Cette transition augmentera considérablement les besoins en métaux. La demande liée aux batteries devrait être multipliée par cinq d’ici 2050 dans notre scénario de référence, et par dix dans notre scénario zéro émission nette. La réalisation de l’objectif zéro émission nette nécessitera 21 000 milliards de dollars d’investissements dans les réseaux électriques d’ici 2050, en doublant la longueur des lignes de transmission et de distribution.
Cette expansion rapide exercera une pression sur les chaînes d’approvisionnement, la demande annuelle de cuivre, d’aluminium et d’autres composants essentiels, tels que les commutateurs et les transformateurs destinés à l’expansion du réseau doublant d’ici 2035. Le marché du cuivre devrait notamment être confronté à une pression importante. Nous prévoyons une croissance annuelle de la consommation totale de cuivre de 2,5 % entre 2024 et 2034, l’utilisation accrue de déchets de cuivre permettant d’atténuer les besoins miniers à 2,0 %. Cependant, pour une matière première qui a atteint sa maturité et dont l’offre est structurellement restreinte, cette situation représente un défi majeur.
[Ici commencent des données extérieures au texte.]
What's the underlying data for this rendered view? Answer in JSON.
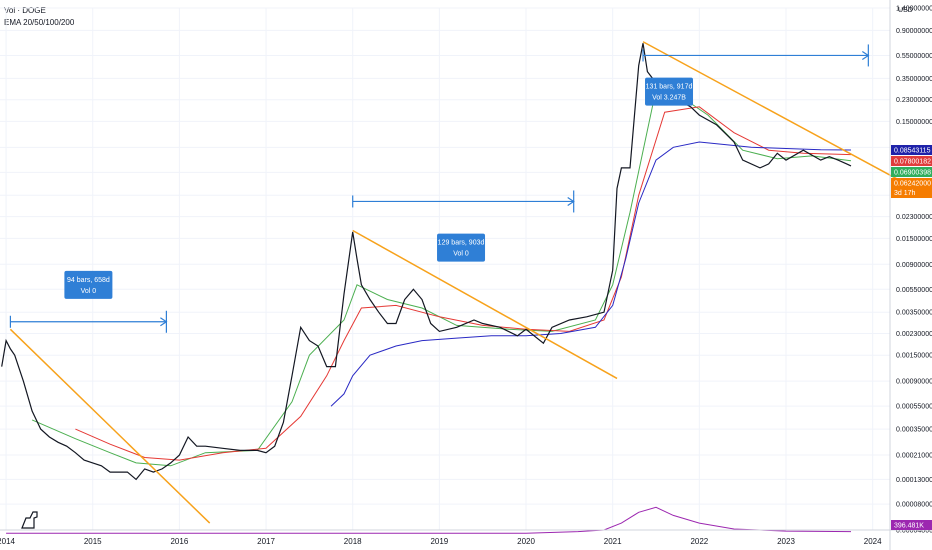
{
  "legend": {
    "line1": "Vol · DOGE",
    "line2": "EMA 20/50/100/200"
  },
  "currency": "USD",
  "chart_data": {
    "type": "line",
    "symbol": "DOGE",
    "y_scale": "log",
    "ylim": [
      4.8e-05,
      1.4
    ],
    "xlim": [
      2013.93,
      2024.2
    ],
    "x_ticks": [
      "2014",
      "2015",
      "2016",
      "2017",
      "2018",
      "2019",
      "2020",
      "2021",
      "2022",
      "2023",
      "2024"
    ],
    "y_ticks": [
      "1.40000000",
      "0.90000000",
      "0.55000000",
      "0.35000000",
      "0.23000000",
      "0.15000000",
      "0.09000000",
      "0.05500000",
      "0.03500000",
      "0.02300000",
      "0.01500000",
      "0.00900000",
      "0.00550000",
      "0.00350000",
      "0.00230000",
      "0.00150000",
      "0.00090000",
      "0.00055000",
      "0.00035000",
      "0.00021000",
      "0.00013000",
      "0.00008000",
      "0.00004800"
    ],
    "price_series": {
      "x": [
        2013.95,
        2014.0,
        2014.05,
        2014.1,
        2014.2,
        2014.3,
        2014.4,
        2014.5,
        2014.6,
        2014.7,
        2014.8,
        2014.9,
        2015.0,
        2015.1,
        2015.2,
        2015.3,
        2015.4,
        2015.5,
        2015.6,
        2015.7,
        2015.8,
        2015.9,
        2016.0,
        2016.1,
        2016.2,
        2016.3,
        2016.5,
        2016.7,
        2016.9,
        2017.0,
        2017.1,
        2017.2,
        2017.3,
        2017.4,
        2017.5,
        2017.6,
        2017.7,
        2017.8,
        2017.9,
        2018.0,
        2018.05,
        2018.1,
        2018.2,
        2018.3,
        2018.4,
        2018.5,
        2018.6,
        2018.7,
        2018.8,
        2018.9,
        2019.0,
        2019.2,
        2019.4,
        2019.5,
        2019.7,
        2019.9,
        2020.0,
        2020.2,
        2020.3,
        2020.5,
        2020.7,
        2020.9,
        2021.0,
        2021.05,
        2021.1,
        2021.2,
        2021.3,
        2021.35,
        2021.4,
        2021.5,
        2021.6,
        2021.7,
        2021.8,
        2021.9,
        2022.0,
        2022.2,
        2022.4,
        2022.5,
        2022.7,
        2022.8,
        2022.9,
        2023.0,
        2023.2,
        2023.4,
        2023.5,
        2023.6,
        2023.7,
        2023.75
      ],
      "y": [
        0.0012,
        0.002,
        0.0017,
        0.0015,
        0.0009,
        0.0005,
        0.00035,
        0.0003,
        0.00027,
        0.00025,
        0.00022,
        0.00019,
        0.00018,
        0.00017,
        0.00015,
        0.00015,
        0.00015,
        0.00013,
        0.00016,
        0.00015,
        0.00016,
        0.00018,
        0.00021,
        0.0003,
        0.00025,
        0.00025,
        0.00024,
        0.00023,
        0.00023,
        0.00022,
        0.00025,
        0.0004,
        0.001,
        0.0026,
        0.002,
        0.0018,
        0.0012,
        0.0012,
        0.005,
        0.017,
        0.01,
        0.006,
        0.0045,
        0.0035,
        0.0028,
        0.0028,
        0.0045,
        0.0055,
        0.0045,
        0.0028,
        0.0024,
        0.0026,
        0.003,
        0.0028,
        0.0026,
        0.0022,
        0.0025,
        0.0019,
        0.0026,
        0.003,
        0.0032,
        0.0035,
        0.008,
        0.04,
        0.06,
        0.06,
        0.45,
        0.7,
        0.4,
        0.32,
        0.25,
        0.27,
        0.22,
        0.2,
        0.17,
        0.14,
        0.1,
        0.07,
        0.06,
        0.065,
        0.08,
        0.07,
        0.085,
        0.07,
        0.075,
        0.07,
        0.065,
        0.0624
      ]
    },
    "ema_series": [
      {
        "x": [
          2014.3,
          2014.8,
          2015.2,
          2015.5,
          2015.9,
          2016.3,
          2016.9,
          2017.3,
          2017.5,
          2017.9,
          2018.05,
          2018.4,
          2018.8,
          2019.2,
          2019.8,
          2020.3,
          2020.8,
          2021.0,
          2021.2,
          2021.5,
          2021.8,
          2022.1,
          2022.5,
          2022.9,
          2023.3,
          2023.75
        ],
        "y": [
          0.00042,
          0.00029,
          0.00022,
          0.00018,
          0.00017,
          0.00022,
          0.00023,
          0.0006,
          0.0015,
          0.003,
          0.006,
          0.0045,
          0.0038,
          0.0027,
          0.0025,
          0.0024,
          0.003,
          0.006,
          0.025,
          0.28,
          0.24,
          0.17,
          0.085,
          0.072,
          0.076,
          0.069
        ]
      },
      {
        "x": [
          2014.8,
          2015.2,
          2015.6,
          2016.0,
          2016.5,
          2017.0,
          2017.4,
          2017.7,
          2017.9,
          2018.1,
          2018.5,
          2019.0,
          2019.5,
          2020.0,
          2020.5,
          2020.9,
          2021.1,
          2021.3,
          2021.6,
          2022.0,
          2022.4,
          2022.8,
          2023.2,
          2023.75
        ],
        "y": [
          0.00035,
          0.00026,
          0.0002,
          0.00019,
          0.00022,
          0.00024,
          0.00045,
          0.001,
          0.002,
          0.0038,
          0.004,
          0.0032,
          0.0027,
          0.0025,
          0.0024,
          0.003,
          0.007,
          0.035,
          0.18,
          0.2,
          0.12,
          0.085,
          0.08,
          0.078
        ]
      },
      {
        "x": [
          2017.75,
          2017.9,
          2018.0,
          2018.2,
          2018.5,
          2018.8,
          2019.2,
          2019.6,
          2020.0,
          2020.4,
          2020.8,
          2021.0,
          2021.15,
          2021.3,
          2021.5,
          2021.7,
          2022.0,
          2022.3,
          2022.6,
          2023.0,
          2023.4,
          2023.75
        ],
        "y": [
          0.00055,
          0.0007,
          0.001,
          0.0015,
          0.0018,
          0.002,
          0.0021,
          0.0022,
          0.0022,
          0.0023,
          0.0026,
          0.004,
          0.01,
          0.03,
          0.07,
          0.09,
          0.1,
          0.095,
          0.09,
          0.088,
          0.086,
          0.0854
        ]
      }
    ],
    "volume_series": {
      "x": [
        2014.0,
        2016.0,
        2018.0,
        2020.0,
        2020.6,
        2020.9,
        2021.1,
        2021.3,
        2021.5,
        2021.7,
        2022.0,
        2022.4,
        2023.0,
        2023.75
      ],
      "y": [
        4.5e-05,
        4.5e-05,
        4.5e-05,
        4.5e-05,
        4.65e-05,
        4.8e-05,
        5.5e-05,
        6.8e-05,
        7.5e-05,
        6.4e-05,
        5.5e-05,
        4.9e-05,
        4.7e-05,
        4.65e-05
      ]
    },
    "trend_lines": [
      {
        "x": [
          2014.05,
          2016.35
        ],
        "y": [
          0.0025,
          5.5e-05
        ]
      },
      {
        "x": [
          2018.0,
          2021.05
        ],
        "y": [
          0.0175,
          0.00095
        ]
      },
      {
        "x": [
          2021.35,
          2024.6
        ],
        "y": [
          0.72,
          0.036
        ]
      }
    ],
    "range_arrows": [
      {
        "x": [
          2014.05,
          2015.85
        ],
        "y": 0.0029
      },
      {
        "x": [
          2018.0,
          2020.55
        ],
        "y": 0.031
      },
      {
        "x": [
          2021.35,
          2023.95
        ],
        "y": 0.55
      }
    ],
    "callouts": [
      {
        "line1": "94 bars, 658d",
        "line2": "Vol 0",
        "x": 2014.95,
        "y": 0.006
      },
      {
        "line1": "129 bars, 903d",
        "line2": "Vol 0",
        "x": 2019.25,
        "y": 0.0125
      },
      {
        "line1": "131 bars, 917d",
        "line2": "Vol 3.247B",
        "x": 2021.65,
        "y": 0.27
      }
    ],
    "price_badges": [
      {
        "label": "0.08543115",
        "color": "#1e22aa",
        "y": 0.0854
      },
      {
        "label": "0.07800182",
        "color": "#e03c3c",
        "y": 0.078
      },
      {
        "label": "0.06900398",
        "color": "#2fae5d",
        "y": 0.069
      },
      {
        "label": "0.06242000",
        "color": "#f57c00",
        "y": 0.0624,
        "sub": "3d 17h"
      }
    ],
    "volume_badge": {
      "label": "396.481K",
      "color": "#9c27b0"
    }
  }
}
Les secteurs de l’électricité et des métaux de base s’apprêtent à entrer dans une nouvelle ère de croissance de la demande, portés par l’électrification de l’économie mondiale et les efforts de décarbonation. Cette nouvelle dynamique présente à la fois des opportunités et des défis pour l’industrie minière, nécessitant une planification stratégique, des investissements substantiels et des solutions innovantes pour répondre à l’évolution des besoins énergétiques mondiaux.
1PIB = produit intérieur brut.
2TWh = térawattheure.
3MCI = moteur à combustion interne ; VEB = véhicule électrique à batterie.